Monday, Jul. 11, 1938
Darkies' Horses
In a ring at Utica, Mich. last week, Joe Louis put Bing Crosby through a few paces. Bing Crosby is a five-gaited saddle horse and Joe Louis was riding him in the highest-toned Negro horse show ever held in the U. S.
Negro horse shows are not new, particularly in the South. Most famed is the annual, two-day jamboree at Orange, Va., a few miles from the farm of Du Pont Heiress Mrs. Randolph Scott. Accompanied by fortune telling, dancing and sideshows, the horses (mostly nags borrowed from white employers) are a minor attraction, often compete against mules. Prizes are bushels of oats, hand-me-down automobiles, whatever the committee can round up. Usually there is no attempt to put on dog.
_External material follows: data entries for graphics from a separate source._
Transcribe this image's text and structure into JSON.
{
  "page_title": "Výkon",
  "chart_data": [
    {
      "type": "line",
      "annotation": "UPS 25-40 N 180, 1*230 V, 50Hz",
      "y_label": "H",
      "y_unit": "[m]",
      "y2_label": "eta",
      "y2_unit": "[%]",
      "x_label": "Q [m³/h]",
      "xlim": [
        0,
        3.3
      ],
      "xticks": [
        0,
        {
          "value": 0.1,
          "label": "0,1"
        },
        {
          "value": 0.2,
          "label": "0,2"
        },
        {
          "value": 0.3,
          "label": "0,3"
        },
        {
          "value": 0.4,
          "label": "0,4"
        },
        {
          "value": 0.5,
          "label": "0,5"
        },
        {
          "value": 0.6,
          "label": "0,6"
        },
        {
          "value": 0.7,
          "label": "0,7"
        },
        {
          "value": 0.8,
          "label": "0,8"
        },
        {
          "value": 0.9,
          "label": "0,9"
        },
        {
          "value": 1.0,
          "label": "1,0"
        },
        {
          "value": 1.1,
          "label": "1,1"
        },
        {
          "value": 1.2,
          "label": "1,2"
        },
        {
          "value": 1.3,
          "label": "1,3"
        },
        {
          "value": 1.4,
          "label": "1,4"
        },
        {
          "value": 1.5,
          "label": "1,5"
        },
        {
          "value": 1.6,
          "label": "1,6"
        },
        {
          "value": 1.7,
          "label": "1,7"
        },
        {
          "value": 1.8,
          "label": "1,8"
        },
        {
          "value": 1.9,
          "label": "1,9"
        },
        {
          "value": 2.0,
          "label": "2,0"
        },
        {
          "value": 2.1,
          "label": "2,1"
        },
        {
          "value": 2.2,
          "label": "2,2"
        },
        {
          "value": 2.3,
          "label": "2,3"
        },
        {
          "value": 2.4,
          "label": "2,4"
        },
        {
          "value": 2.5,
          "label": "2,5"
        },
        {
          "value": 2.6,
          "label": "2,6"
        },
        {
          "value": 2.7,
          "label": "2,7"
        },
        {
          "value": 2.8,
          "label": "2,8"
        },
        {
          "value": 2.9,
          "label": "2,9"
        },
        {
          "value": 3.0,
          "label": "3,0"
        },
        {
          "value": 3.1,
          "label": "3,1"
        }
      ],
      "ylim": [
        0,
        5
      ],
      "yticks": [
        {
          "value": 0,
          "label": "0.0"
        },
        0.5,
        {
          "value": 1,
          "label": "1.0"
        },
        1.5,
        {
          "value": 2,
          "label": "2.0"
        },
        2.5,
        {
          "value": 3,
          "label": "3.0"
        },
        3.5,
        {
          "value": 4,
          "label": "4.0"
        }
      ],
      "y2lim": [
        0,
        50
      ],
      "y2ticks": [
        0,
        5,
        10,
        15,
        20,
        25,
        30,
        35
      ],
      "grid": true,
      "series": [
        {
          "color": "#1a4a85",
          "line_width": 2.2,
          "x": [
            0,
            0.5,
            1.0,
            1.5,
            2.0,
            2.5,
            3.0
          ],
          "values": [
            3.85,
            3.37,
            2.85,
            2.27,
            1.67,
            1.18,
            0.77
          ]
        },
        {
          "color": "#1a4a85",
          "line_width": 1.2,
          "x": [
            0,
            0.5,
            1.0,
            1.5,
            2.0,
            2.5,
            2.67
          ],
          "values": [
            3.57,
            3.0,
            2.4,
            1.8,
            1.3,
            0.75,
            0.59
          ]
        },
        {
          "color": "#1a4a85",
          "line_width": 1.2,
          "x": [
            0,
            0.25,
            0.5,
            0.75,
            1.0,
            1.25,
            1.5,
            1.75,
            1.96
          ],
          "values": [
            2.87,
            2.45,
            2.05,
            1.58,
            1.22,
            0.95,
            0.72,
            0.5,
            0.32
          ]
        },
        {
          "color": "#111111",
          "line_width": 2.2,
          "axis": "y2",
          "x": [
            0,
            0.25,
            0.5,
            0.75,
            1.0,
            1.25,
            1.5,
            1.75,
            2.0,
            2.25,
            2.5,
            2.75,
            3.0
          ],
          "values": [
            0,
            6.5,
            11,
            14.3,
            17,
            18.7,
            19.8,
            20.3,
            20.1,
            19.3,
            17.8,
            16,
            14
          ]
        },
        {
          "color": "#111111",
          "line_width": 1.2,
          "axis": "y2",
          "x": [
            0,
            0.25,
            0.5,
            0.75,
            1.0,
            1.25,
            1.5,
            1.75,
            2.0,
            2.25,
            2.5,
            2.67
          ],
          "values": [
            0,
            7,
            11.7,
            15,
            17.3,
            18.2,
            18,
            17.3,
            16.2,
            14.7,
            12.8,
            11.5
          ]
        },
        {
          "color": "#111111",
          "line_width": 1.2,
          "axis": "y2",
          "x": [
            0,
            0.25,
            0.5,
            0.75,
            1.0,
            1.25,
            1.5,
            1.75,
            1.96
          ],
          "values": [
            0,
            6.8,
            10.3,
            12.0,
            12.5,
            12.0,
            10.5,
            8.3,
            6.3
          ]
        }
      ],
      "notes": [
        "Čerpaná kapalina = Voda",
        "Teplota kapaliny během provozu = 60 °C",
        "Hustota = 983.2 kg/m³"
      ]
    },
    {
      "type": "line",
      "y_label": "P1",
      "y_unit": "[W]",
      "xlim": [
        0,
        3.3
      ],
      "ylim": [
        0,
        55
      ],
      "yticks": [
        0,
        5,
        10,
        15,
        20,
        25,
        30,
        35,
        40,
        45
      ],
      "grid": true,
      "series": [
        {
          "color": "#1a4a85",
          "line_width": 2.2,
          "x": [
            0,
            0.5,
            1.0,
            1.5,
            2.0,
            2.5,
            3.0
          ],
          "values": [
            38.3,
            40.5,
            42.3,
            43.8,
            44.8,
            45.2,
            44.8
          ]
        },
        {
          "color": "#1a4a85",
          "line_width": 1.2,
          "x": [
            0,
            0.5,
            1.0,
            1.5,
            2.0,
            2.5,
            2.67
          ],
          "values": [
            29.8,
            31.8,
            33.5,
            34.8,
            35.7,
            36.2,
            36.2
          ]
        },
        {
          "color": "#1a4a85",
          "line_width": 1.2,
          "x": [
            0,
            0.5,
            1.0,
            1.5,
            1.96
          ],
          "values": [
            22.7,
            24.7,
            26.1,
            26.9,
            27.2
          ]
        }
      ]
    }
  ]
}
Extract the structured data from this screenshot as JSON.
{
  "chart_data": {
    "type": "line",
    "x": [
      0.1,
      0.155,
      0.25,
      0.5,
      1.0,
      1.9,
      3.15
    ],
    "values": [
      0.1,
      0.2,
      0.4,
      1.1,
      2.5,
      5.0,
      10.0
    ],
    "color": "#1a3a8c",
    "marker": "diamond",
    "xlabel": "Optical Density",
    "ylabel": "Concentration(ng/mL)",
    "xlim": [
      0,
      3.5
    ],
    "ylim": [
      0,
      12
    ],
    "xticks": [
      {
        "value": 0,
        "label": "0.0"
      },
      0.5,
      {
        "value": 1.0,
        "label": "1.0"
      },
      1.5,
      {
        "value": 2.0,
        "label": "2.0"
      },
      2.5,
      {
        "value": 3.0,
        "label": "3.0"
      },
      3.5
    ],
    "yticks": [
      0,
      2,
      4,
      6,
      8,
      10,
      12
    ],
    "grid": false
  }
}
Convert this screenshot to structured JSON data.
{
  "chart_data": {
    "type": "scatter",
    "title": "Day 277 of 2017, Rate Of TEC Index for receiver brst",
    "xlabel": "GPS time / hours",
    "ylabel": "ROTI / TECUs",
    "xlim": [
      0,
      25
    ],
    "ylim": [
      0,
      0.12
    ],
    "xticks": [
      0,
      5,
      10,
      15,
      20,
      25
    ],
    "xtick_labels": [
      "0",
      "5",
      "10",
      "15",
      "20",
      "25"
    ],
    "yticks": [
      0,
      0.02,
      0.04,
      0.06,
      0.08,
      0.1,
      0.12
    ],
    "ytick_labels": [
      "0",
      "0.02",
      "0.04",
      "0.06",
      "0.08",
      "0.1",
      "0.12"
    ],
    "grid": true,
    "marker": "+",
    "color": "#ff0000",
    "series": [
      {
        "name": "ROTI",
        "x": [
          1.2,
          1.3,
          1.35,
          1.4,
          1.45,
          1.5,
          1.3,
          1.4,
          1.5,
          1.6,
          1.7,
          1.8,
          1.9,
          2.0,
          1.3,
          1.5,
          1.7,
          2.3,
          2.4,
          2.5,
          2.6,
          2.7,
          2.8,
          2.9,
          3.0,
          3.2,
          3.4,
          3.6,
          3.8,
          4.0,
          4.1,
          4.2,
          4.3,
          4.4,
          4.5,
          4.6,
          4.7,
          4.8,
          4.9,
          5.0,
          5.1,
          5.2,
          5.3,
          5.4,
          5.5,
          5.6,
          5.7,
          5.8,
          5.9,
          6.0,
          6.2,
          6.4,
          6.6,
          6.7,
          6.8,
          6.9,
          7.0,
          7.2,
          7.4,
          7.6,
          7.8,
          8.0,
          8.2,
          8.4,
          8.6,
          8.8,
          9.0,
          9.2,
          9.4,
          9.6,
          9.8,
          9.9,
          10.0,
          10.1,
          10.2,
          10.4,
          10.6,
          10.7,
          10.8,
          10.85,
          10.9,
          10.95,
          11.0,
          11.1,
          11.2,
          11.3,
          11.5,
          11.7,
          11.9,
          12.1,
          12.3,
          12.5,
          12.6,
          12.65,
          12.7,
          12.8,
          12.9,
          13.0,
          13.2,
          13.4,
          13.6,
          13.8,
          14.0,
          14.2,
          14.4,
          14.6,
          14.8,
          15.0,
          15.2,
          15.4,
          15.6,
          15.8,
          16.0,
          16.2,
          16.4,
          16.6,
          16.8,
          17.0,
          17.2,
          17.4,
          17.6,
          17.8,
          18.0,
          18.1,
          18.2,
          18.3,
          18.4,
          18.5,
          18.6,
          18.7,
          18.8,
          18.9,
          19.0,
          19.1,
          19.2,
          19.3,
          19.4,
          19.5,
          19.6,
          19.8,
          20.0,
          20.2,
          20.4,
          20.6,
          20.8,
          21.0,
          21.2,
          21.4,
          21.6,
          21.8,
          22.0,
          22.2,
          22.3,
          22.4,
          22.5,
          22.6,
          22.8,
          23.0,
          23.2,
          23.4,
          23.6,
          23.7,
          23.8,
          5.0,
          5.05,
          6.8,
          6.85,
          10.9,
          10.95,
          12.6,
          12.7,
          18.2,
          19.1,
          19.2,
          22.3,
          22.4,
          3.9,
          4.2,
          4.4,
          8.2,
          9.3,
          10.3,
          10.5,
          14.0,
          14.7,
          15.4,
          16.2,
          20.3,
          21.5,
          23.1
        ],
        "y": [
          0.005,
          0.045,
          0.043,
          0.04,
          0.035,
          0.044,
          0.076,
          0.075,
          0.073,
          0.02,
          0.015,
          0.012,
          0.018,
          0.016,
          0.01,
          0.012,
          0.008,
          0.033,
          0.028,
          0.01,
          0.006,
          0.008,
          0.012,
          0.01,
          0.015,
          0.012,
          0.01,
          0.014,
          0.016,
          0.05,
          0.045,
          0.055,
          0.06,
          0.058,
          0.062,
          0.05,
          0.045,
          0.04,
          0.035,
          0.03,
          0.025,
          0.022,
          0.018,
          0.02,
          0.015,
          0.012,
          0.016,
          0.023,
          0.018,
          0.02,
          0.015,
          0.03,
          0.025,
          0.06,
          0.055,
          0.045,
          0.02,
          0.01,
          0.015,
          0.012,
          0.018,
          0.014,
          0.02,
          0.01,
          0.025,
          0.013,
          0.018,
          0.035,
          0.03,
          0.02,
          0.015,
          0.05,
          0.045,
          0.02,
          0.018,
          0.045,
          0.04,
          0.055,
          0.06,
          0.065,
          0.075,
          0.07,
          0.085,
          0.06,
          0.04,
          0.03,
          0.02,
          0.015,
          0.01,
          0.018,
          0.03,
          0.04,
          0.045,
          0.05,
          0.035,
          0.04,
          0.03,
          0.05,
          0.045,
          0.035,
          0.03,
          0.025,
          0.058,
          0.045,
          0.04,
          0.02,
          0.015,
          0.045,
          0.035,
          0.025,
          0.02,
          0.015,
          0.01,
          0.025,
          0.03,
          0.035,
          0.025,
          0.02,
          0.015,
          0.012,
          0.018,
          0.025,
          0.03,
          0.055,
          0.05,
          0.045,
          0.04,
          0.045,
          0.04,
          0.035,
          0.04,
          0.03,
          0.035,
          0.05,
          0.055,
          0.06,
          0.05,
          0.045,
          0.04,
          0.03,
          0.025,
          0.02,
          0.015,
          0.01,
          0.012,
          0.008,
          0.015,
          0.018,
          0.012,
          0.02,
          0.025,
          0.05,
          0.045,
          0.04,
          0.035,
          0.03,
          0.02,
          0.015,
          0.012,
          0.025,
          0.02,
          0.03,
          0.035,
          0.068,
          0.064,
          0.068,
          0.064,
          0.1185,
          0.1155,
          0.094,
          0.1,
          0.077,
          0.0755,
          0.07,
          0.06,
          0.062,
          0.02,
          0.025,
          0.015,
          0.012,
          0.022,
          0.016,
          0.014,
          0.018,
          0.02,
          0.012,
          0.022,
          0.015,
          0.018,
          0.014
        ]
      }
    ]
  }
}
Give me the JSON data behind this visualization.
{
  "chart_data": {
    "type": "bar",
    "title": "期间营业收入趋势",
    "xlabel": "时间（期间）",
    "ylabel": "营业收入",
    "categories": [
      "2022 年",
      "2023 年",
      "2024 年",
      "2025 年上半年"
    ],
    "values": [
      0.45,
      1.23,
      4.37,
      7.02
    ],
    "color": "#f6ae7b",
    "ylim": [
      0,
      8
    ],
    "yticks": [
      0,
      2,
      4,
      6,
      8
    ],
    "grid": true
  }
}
But Heavyweight Champion Joe Louis, basking in his prize-ring fame, has given his race big ideas. When the idol of the Negroes, who has grossed well over a million dollars in the past three years, took up riding-in-the-park as a pastime, the colored upper crust of Detroit. Chicago and Cleveland followed suit, bought expensive saddle horses. Last week Joe Louis persuaded his wealthy friends to ship their horses to Detroit. Except for the fact that there were only six events and 16 horses (two of them Bing Crosby and McDonald's Choice, belonging to Sponsor Louis), the Utica Riding Club Horse Show was not far different from the flashy horse shows it tried to ape. No. 1 judge of the show, W. C. Overton, whose regular job is supervising the paddock at the Detroit racetrack, thought Joe Louis' form far inferior in the show ring to the prize ring, awarded him a third-place yellow ribbon in the five-gaited saddle class.